How does nn.DataParallel guarantee each replicated module is lying on each GPU?

I’m now trying to understand how nn.DataParallel use multiple GPUs.
As far as I understand, whenever I call forward function of module wrapped by DataParallel,

  1. Split inputs to multiple GPUs with scatter function
  2. Replicate original module to multiple GPUs
  3. Call forward of each replica with corresponding (splitted) inputs
  4. Gather outputs from each replica and return it

However, I couldn’t find how DataParallel guarantees sub-modules of each replica lying on certain cuda device.
In case of parameters and buffers of original module, it’s guaranteed that they are copied to every usable GPU (https://github.com/pytorch/pytorch/blob/0988bbad2de5e0ce403c5e6f781437b24a484fc2/torch/nn/parallel/replicate.py#L12, https://github.com/pytorch/pytorch/blob/0988bbad2de5e0ce403c5e6f781437b24a484fc2/torch/nn/parallel/replicate.py#L19), but I can’t find such code for sub-modules of original module.

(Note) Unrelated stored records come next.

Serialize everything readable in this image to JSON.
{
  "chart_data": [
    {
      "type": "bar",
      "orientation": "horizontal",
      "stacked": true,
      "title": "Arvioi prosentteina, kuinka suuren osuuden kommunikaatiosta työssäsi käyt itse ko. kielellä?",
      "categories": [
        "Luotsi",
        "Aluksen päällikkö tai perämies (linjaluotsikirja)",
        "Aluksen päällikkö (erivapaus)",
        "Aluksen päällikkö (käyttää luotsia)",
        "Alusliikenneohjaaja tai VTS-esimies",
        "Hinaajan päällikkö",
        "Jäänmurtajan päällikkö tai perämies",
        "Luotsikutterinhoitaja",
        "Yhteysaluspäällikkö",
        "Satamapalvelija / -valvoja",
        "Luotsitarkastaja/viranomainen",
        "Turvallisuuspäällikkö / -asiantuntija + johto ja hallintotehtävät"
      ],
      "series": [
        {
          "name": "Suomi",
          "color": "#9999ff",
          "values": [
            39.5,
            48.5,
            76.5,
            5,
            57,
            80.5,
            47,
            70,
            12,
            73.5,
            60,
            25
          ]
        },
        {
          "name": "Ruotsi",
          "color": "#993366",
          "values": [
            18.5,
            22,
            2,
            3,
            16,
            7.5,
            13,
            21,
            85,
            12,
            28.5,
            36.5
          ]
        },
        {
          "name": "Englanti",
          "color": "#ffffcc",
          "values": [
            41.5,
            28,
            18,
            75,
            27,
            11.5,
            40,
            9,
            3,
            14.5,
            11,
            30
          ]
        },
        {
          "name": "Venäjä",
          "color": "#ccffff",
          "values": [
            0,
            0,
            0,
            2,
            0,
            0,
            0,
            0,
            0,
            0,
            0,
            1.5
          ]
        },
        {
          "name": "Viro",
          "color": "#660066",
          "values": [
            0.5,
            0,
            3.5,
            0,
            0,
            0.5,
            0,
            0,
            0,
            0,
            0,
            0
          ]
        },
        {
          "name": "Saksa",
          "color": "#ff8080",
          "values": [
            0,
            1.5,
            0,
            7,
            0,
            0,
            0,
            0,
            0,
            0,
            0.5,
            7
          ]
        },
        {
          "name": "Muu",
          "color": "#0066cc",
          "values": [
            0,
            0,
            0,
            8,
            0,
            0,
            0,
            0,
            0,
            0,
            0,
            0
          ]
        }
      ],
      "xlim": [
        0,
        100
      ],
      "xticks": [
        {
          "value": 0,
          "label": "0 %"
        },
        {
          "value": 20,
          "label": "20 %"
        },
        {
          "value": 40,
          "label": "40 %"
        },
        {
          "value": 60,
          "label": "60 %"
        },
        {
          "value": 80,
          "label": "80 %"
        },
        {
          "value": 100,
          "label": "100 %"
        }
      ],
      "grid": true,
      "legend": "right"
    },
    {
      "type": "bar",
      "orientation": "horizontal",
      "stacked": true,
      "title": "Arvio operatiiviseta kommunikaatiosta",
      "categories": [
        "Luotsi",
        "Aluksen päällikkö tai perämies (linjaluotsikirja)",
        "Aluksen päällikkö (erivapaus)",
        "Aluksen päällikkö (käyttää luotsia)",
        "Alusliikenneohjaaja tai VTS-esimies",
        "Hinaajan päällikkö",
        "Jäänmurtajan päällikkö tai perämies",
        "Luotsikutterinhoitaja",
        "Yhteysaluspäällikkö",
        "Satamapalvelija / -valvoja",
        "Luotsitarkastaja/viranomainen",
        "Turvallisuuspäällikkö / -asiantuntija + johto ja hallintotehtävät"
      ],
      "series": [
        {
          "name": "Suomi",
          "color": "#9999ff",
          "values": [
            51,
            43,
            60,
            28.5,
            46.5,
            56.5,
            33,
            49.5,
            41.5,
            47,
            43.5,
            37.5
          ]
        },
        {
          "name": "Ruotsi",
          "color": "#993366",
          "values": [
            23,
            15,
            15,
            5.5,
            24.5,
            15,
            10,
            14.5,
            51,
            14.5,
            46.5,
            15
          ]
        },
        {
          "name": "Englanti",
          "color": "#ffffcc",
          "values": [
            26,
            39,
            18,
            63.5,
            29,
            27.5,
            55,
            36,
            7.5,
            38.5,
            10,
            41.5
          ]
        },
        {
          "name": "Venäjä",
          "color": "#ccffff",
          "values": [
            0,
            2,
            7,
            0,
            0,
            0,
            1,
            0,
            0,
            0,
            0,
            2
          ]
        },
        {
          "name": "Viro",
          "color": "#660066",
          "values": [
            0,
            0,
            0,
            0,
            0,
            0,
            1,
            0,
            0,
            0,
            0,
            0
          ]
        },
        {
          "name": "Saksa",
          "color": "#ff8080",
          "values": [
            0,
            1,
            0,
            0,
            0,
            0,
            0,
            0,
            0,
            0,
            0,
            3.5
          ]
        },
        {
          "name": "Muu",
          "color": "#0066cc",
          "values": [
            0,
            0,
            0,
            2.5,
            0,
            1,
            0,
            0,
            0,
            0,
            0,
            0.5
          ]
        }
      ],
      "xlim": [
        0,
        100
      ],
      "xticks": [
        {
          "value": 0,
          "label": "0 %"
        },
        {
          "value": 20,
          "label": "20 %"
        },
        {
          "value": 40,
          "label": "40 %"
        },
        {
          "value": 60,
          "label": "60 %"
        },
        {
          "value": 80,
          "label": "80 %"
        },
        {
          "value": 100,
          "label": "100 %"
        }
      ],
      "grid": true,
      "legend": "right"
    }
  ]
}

Even though parallel_apply function runs the forward function of replica with torch.cuda.device(device of given inputs) context, I think it only affects where new tensors located, not the replica.

Could you tell me how each replica broadcasted on each GPU?

Move module to device x is same as move all the parameters and buffers moved to that device. So two lines mentioned in the question are sufficient to guarantee each module is replicated to different GPU.

It’s not true. When we don’t specify devices when constructing nn.DataParallel instance (which is common case), devices are set as list of None, and then become list of current device, for all replicated modules.

But it doesn’t matter since each i-th (module, inputs) pair is already located on the GPU #i. So the result of calculation is also going to be located on i-th GPU, which makes with torch.cuda.device(device) meaningless. And that’s why we need the gather after the parallel_apply.

Please let me know if there’s any wrong point.